Combined Arms Competencies
Success in LSCO hinges on the seamless integration of all warfighting functions, maneuver, fire support, intelligence, sustainment, protection, and command and control. This requires a shared understanding of each element’s capabilities and limitations, and the ability to synchronize effects across the battlefield. Units must be proficient in conducting combined arms rehearsals, coordinating fires, and employing electronic warfare to disrupt enemy operations. Furthermore, the ability to operate in a joint environment, integrating with Air Force, Navy, and Marine Corps assets, is critical. Combined arms proficiency is not simply about coordinating assets; it’s about fostering a culture of collaboration and mutual support, maximizing the effectiveness of every element on the battlefield.
Build Warriors
Building a truly ready and capable force isn’t about simply knowing the basics – it’s about doing them, repeatedly. Mastery is forged through consistent, realistic training: think challenging field exercises, demanding tactical road marches, and meticulously rehearsed drills. It is refined through honest after-action reviews and strengthened in combined arms scenarios. Ultimately, true readiness is proven when plans fall apart, and units must rely on ingrained skills to persevere. We must resist the temptation to prioritize convenience over rigor, ensuring leaders consistently emphasize repetitions of fundamental skills, even as we integrate new technologies.
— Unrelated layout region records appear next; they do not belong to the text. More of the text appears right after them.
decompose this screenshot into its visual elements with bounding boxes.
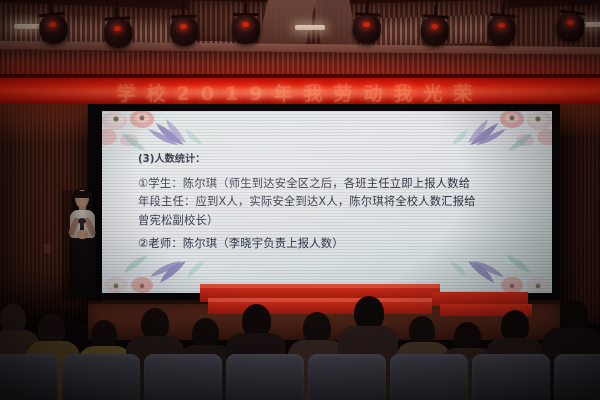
seat (144, 354, 222, 400)
audience (0, 262, 600, 400)
stage-spotlight (102, 7, 134, 51)
slide-line: ②老师：陈尔琪（李晓宇负责上报人数） (138, 235, 542, 254)
ceiling (0, 0, 600, 78)
wall-switch-plate (44, 244, 51, 253)
red-led-banner: 学校2019年我劳动我光荣 (0, 74, 600, 108)
slide-line: ①学生：陈尔琪（师生到达安全区之后，各班主任立即上报人数给 (138, 175, 542, 194)
stage-spotlight (485, 4, 519, 48)
stage-spotlight (351, 3, 383, 47)
seat-row (0, 348, 600, 400)
slide-line: 年段主任：应到X人，实际安全到达X人，陈尔琪将全校人数汇报给 (138, 193, 542, 212)
slide-content: (3)人数统计： ①学生：陈尔琪（师生到达安全区之后，各班主任立即上报人数给 年… (138, 151, 542, 254)
seat (554, 354, 600, 400)
banner-top-edge (0, 74, 600, 78)
stage-spotlight (36, 3, 70, 48)
seat (226, 354, 304, 400)
floral-decoration-icon (408, 111, 552, 155)
banner-glow (0, 88, 600, 98)
stage-spotlight (231, 4, 261, 46)
floral-decoration-icon (102, 111, 246, 155)
stage-spotlight (554, 0, 589, 45)
stage-spotlight (168, 5, 199, 48)
slide-line: 曾宪松副校长） (138, 212, 542, 231)
seat (390, 354, 468, 400)
seat (62, 354, 140, 400)
seat (472, 354, 550, 400)
slide-heading: (3)人数统计： (138, 151, 542, 170)
seat (308, 354, 386, 400)
auditorium-photo: 学校2019年我劳动我光荣 (0, 0, 600, 400)
seat (0, 354, 58, 400)
stage-spotlight (419, 5, 452, 49)
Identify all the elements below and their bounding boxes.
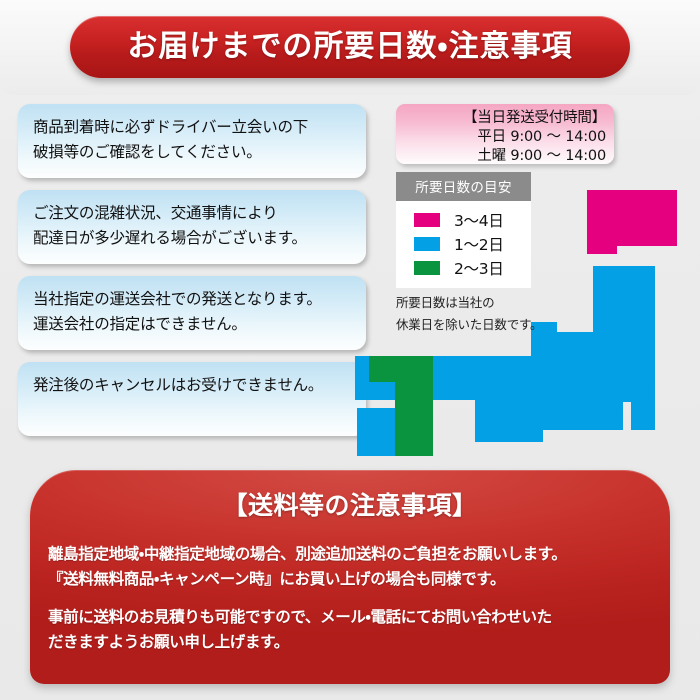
legend-body: 3～4日 1～2日 2～3日 — [396, 201, 531, 288]
legend: 所要日数の目安 3～4日 1～2日 2～3日 — [396, 172, 531, 288]
header-banner: お届けまでの所要日数・注意事項 — [0, 0, 700, 95]
same-day-heading: 【当日発送受付時間】 — [396, 109, 606, 128]
shipping-notice-line: 事前に送料のお見積りも可能ですので、メール・電話にてお問い合わせいた — [48, 605, 656, 630]
shipping-notice-line: 離島指定地域・中継指定地域の場合、別途追加送料のご負担をお願いします。 — [48, 542, 656, 567]
legend-label: 2～3日 — [454, 257, 504, 279]
notice-line: 破損等のご確認をしてください。 — [33, 140, 356, 165]
page-title: お届けまでの所要日数・注意事項 — [127, 32, 572, 62]
notice-line: 配達日が多少遅れる場合がございます。 — [33, 226, 356, 251]
notice-line: ご注文の混雑状況、交通事情により — [33, 201, 356, 226]
legend-label: 3～4日 — [454, 209, 504, 231]
same-day-saturday-hours: 土曜 9:00 ～ 14:00 — [396, 147, 606, 166]
shipping-info-graphic: お届けまでの所要日数・注意事項 商品到着時に必ずドライバー立会いの下 破損等のご… — [0, 0, 700, 700]
shipping-notice-title: 【送料等の注意事項】 — [30, 486, 670, 522]
shipping-notice-body: 離島指定地域・中継指定地域の場合、別途追加送料のご負担をお願いします。 『送料無… — [30, 542, 670, 655]
legend-swatch-green — [414, 261, 440, 275]
header-pill: お届けまでの所要日数・注意事項 — [70, 16, 630, 78]
legend-row: 3～4日 — [396, 208, 531, 232]
same-day-weekday-hours: 平日 9:00 ～ 14:00 — [396, 128, 606, 147]
legend-footnote-line: 所要日数は当社の — [396, 292, 586, 314]
spacer — [48, 592, 656, 605]
notice-line — [33, 398, 356, 423]
shipping-notice-line: だきますようお願い申し上げます。 — [48, 630, 656, 655]
notice-line: 当社指定の運送会社での発送となります。 — [33, 287, 356, 312]
shipping-notice-line: 『送料無料商品・キャンペーン時』にお買い上げの場合も同様です。 — [48, 567, 656, 592]
legend-label: 1～2日 — [454, 233, 504, 255]
legend-row: 1～2日 — [396, 232, 531, 256]
notice-line: 発注後のキャンセルはお受けできません。 — [33, 373, 356, 398]
same-day-shipping-hours-box: 【当日発送受付時間】 平日 9:00 ～ 14:00 土曜 9:00 ～ 14:… — [396, 104, 614, 164]
map-region-kyushu — [369, 356, 433, 456]
notice-box-delivery-check: 商品到着時に必ずドライバー立会いの下 破損等のご確認をしてください。 — [18, 104, 366, 178]
notice-box-carrier: 当社指定の運送会社での発送となります。 運送会社の指定はできません。 — [18, 276, 366, 350]
legend-row: 2～3日 — [396, 256, 531, 280]
notice-line: 商品到着時に必ずドライバー立会いの下 — [33, 115, 356, 140]
notice-box-list: 商品到着時に必ずドライバー立会いの下 破損等のご確認をしてください。 ご注文の混… — [18, 104, 366, 448]
legend-heading: 所要日数の目安 — [396, 172, 531, 201]
legend-footnote-line: 休業日を除いた日数です。 — [396, 314, 586, 336]
shipping-notice-panel: 【送料等の注意事項】 離島指定地域・中継指定地域の場合、別途追加送料のご負担をお… — [30, 470, 670, 684]
notice-box-cancellation: 発注後のキャンセルはお受けできません。 — [18, 362, 366, 436]
legend-swatch-blue — [414, 237, 440, 251]
notice-line: 運送会社の指定はできません。 — [33, 312, 356, 337]
notice-box-delay: ご注文の混雑状況、交通事情により 配達日が多少遅れる場合がございます。 — [18, 190, 366, 264]
legend-footnote: 所要日数は当社の 休業日を除いた日数です。 — [396, 292, 586, 336]
legend-swatch-magenta — [414, 213, 440, 227]
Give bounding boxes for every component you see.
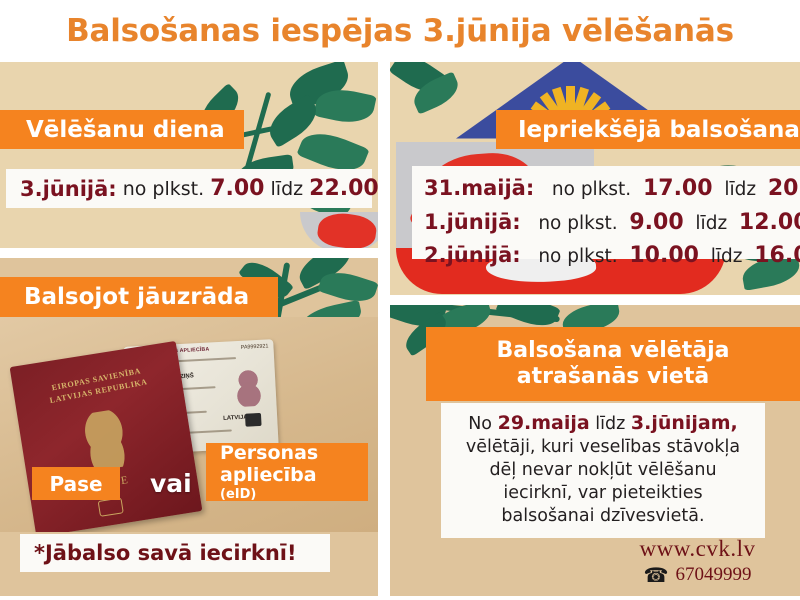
passport-biometric-icon [98,497,124,517]
early-voting-until-label: līdz [695,213,727,234]
poster-title-bar: Balsošanas iespējas 3.jūnija vēlēšanās [0,0,800,62]
section-header-early-voting: Iepriekšējā balsošana [496,110,800,149]
early-voting-date: 1.jūnijā: [424,210,521,234]
at-location-line-3: dēļ nevar nokļūt vēlēšanu [451,459,755,482]
section-header-at-location: Balsošana vēlētāja atrašanās vietā [426,327,800,401]
early-voting-row: 31.maijā: no plkst. 17.00 līdz 20.00, [424,172,800,206]
background-panel-top-left [0,62,378,248]
phone-icon: ☎ [644,565,669,585]
early-voting-date: 31.maijā: [424,176,534,200]
passport-top-text: EIROPAS SAVIENĪBA LATVIJAS REPUBLIKA [32,362,163,412]
at-location-pre: No [468,414,492,434]
phone-row: ☎ 67049999 [600,564,795,586]
phone-number: 67049999 [675,564,751,586]
section-header-at-location-label: Balsošana vēlētāja atrašanās vietā [440,338,786,389]
eid-emblem-icon [231,368,267,408]
passport-image: EIROPAS SAVIENĪBA LATVIJAS REPUBLIKA PAS… [10,341,203,532]
website-link[interactable]: www.cvk.lv [600,536,795,562]
vertical-divider [378,62,390,600]
early-voting-from-label: no plkst. [552,179,631,200]
early-voting-from-time: 10.00 [629,243,699,268]
section-header-must-present-label: Balsojot jāuzrāda [24,284,249,310]
early-voting-date: 2.jūnijā: [424,243,521,267]
footer-contact: www.cvk.lv ☎ 67049999 [600,536,795,592]
label-passport: Pase [32,467,120,500]
at-location-mid: līdz [595,414,625,434]
at-location-date-to: 3.jūnijam, [631,412,738,434]
section-header-must-present: Balsojot jāuzrāda [0,277,278,317]
early-voting-row: 2.jūnijā: no plkst. 10.00 līdz 16.00. [424,239,800,273]
early-voting-from-label: no plkst. [538,246,617,267]
passport-crest-icon [70,407,140,474]
early-voting-until-time: 20.00 [768,176,800,201]
eid-chip-icon [245,413,262,427]
label-eid: Personas apliecība (eID) [206,443,368,501]
label-passport-text: Pase [49,472,102,496]
left-column-divider [0,248,378,258]
at-location-line-1: No 29.maija līdz 3.jūnijam, [451,411,755,436]
precinct-note-text: *Jābalso savā iecirknī! [34,541,297,565]
card-precinct-note: *Jābalso savā iecirknī! [20,534,330,572]
at-location-line-4: iecirknī, var pieteikties [451,482,755,505]
voting-day-date: 3.jūnijā: [20,177,117,201]
section-header-voting-day-label: Vēlēšanu diena [26,117,225,143]
label-or: vai [150,467,192,500]
section-header-voting-day: Vēlēšanu diena [0,110,244,149]
early-voting-until-label: līdz [711,246,743,267]
early-voting-row: 1.jūnijā: no plkst. 9.00 līdz 12.00, [424,206,800,240]
early-voting-from-time: 17.00 [643,176,713,201]
early-voting-until-label: līdz [724,179,756,200]
poster-title: Balsošanas iespējas 3.jūnija vēlēšanās [66,13,734,49]
section-header-early-voting-label: Iepriekšējā balsošana [518,117,800,143]
at-location-line-2: vēlētāji, kuri veselības stāvokļa [451,436,755,459]
voting-day-from-label: no plkst. [123,178,204,200]
label-or-text: vai [150,469,192,498]
label-eid-sub: (eID) [220,487,256,502]
right-column-divider [390,295,800,305]
voting-day-from-time: 7.00 [210,176,264,201]
card-early-voting: 31.maijā: no plkst. 17.00 līdz 20.00, 1.… [412,166,800,259]
at-location-line-5: balsošanai dzīvesvietā. [451,505,755,528]
at-location-date-from: 29.maija [498,412,590,434]
early-voting-from-time: 9.00 [629,210,683,235]
early-voting-until-time: 12.00 [739,210,800,235]
card-voting-day: 3.jūnijā: no plkst. 7.00 līdz 22.00 [6,169,372,208]
bottom-edge [0,596,800,600]
label-eid-text: Personas apliecība [220,442,368,487]
early-voting-from-label: no plkst. [538,213,617,234]
voting-day-until-label: līdz [271,178,304,200]
early-voting-until-time: 16.00 [754,243,800,268]
poster-root: LIKA - PERSONAS APLIECĪBA PA9992921 PARA… [0,0,800,600]
voting-day-until-time: 22.00 [309,176,379,201]
card-at-location: No 29.maija līdz 3.jūnijam, vēlētāji, ku… [441,403,765,538]
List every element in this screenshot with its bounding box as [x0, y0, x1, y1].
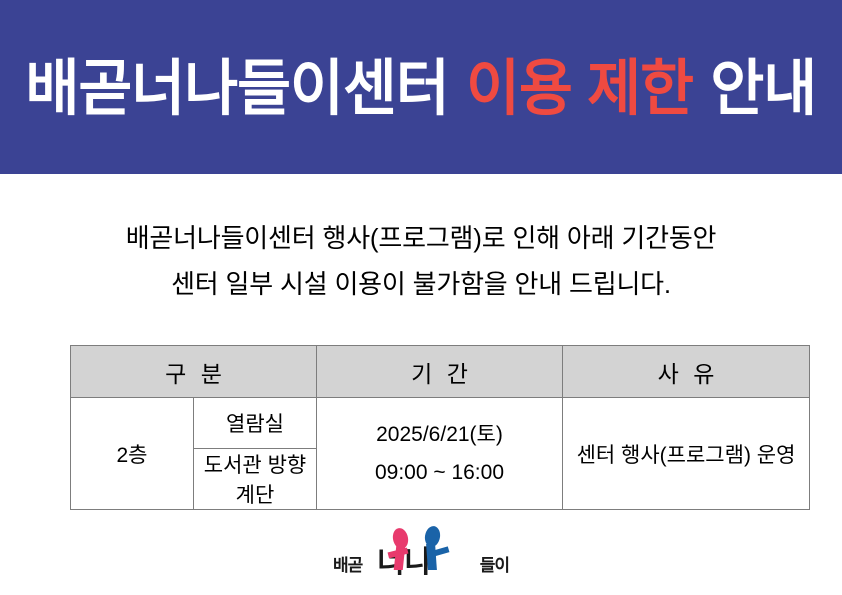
title-segment-notice: 안내 [711, 54, 817, 122]
restriction-table-wrapper: 구 분 기 간 사 유 2층 열람실 2025/6/21(토) 09:00 ~ … [70, 345, 806, 510]
page-title: 배곧너나들이센터이용 제한안내 [26, 58, 817, 119]
logo-text-left: 배곧 [333, 557, 362, 574]
cell-period: 2025/6/21(토) 09:00 ~ 16:00 [317, 398, 563, 510]
table-header-row: 구 분 기 간 사 유 [71, 346, 810, 398]
period-time: 09:00 ~ 16:00 [317, 454, 562, 492]
period-date: 2025/6/21(토) [317, 416, 562, 454]
table-body: 2층 열람실 2025/6/21(토) 09:00 ~ 16:00 센터 행사(… [71, 398, 810, 510]
notice-line-2: 센터 일부 시설 이용이 불가함을 안내 드립니다. [0, 261, 842, 307]
cell-reason: 센터 행사(프로그램) 운영 [563, 398, 810, 510]
restriction-table: 구 분 기 간 사 유 2층 열람실 2025/6/21(토) 09:00 ~ … [70, 345, 810, 510]
baegot-neonadeuri-logo-icon: 배곧 너나 들이 [333, 526, 509, 578]
column-header-period: 기 간 [317, 346, 563, 398]
notice-line-1: 배곧너나들이센터 행사(프로그램)로 인해 아래 기간동안 [0, 215, 842, 261]
notice-paragraph: 배곧너나들이센터 행사(프로그램)로 인해 아래 기간동안 센터 일부 시설 이… [0, 215, 842, 307]
header-banner: 배곧너나들이센터이용 제한안내 [0, 0, 842, 174]
cell-floor: 2층 [71, 398, 194, 510]
column-header-category: 구 분 [71, 346, 317, 398]
table-row: 2층 열람실 2025/6/21(토) 09:00 ~ 16:00 센터 행사(… [71, 398, 810, 449]
table-head: 구 분 기 간 사 유 [71, 346, 810, 398]
title-segment-center-name: 배곧너나들이센터 [26, 54, 449, 122]
logo-text-right: 들이 [480, 557, 509, 574]
column-header-reason: 사 유 [563, 346, 810, 398]
cell-place-library-stairs: 도서관 방향 계단 [194, 449, 317, 510]
title-segment-restriction: 이용 제한 [466, 54, 693, 122]
cell-place-reading-room: 열람실 [194, 398, 317, 449]
footer-logo: 배곧 너나 들이 [0, 526, 842, 578]
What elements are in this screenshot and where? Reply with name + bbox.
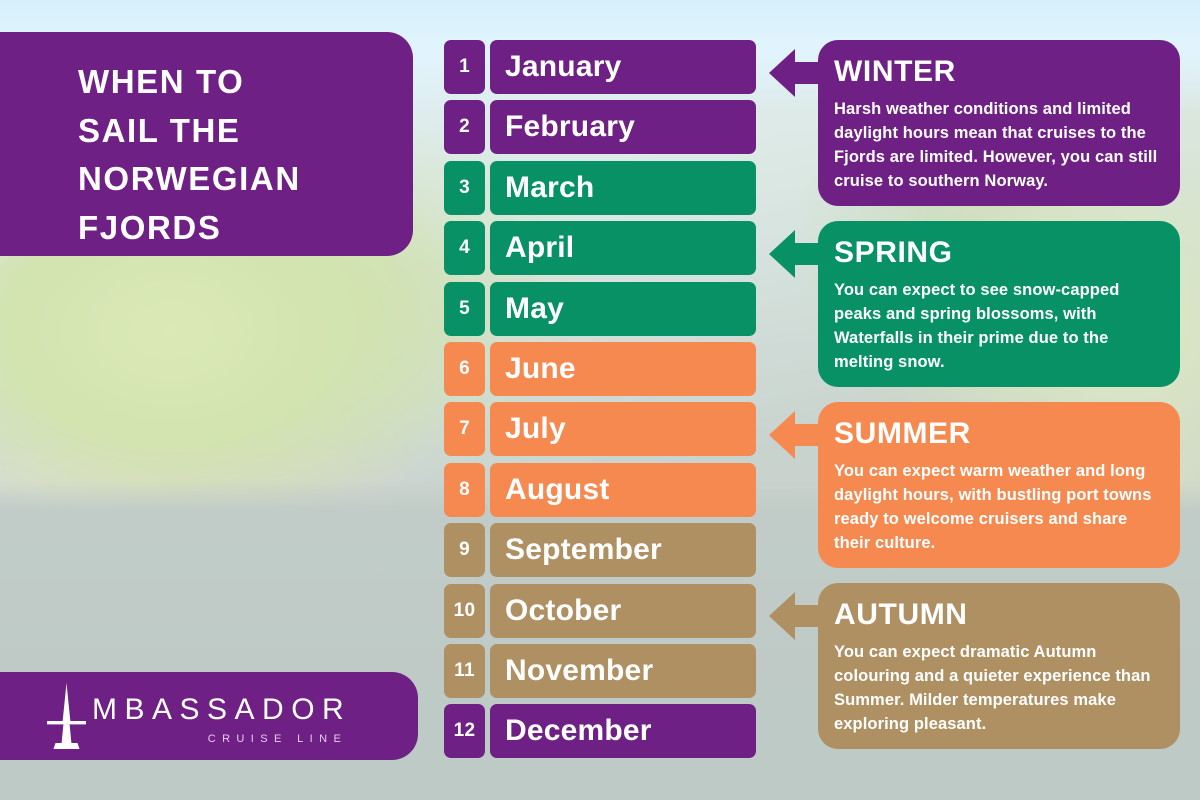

History consistently demonstrates that victory isn’t solely determined by technological superiority, but by the quality of training. From the Red Ball Express in WWII which relied on discipline and coordination, to junior leaders adapting in Iraq and Afghanistan thanks to internalized basics, the most well-trained force prevails. While today’s adversaries possess advanced tools – as do we – the deciding factor will be the individual Soldier’s ability to confidently apply fieldcraft, maneuver effectively, lead decisively, and operate even when technology fails.
Being Brilliant at the Basics is not about resisting modernization; it’s about ensuring our warfighters are never dependent on any one tool to survive and win. It is about building adaptable, lethal, and resilient Soldiers who can thrive in the harshest environments because they were trained that way by the backbone of the Army, the noncommissioned officer.
LSCO will be brutal, complex, and unforgiving. It is in those moments that the basics become brilliant, and it is those basics - applied with discipline, speed, and violence of action - that will carry our formations to victory.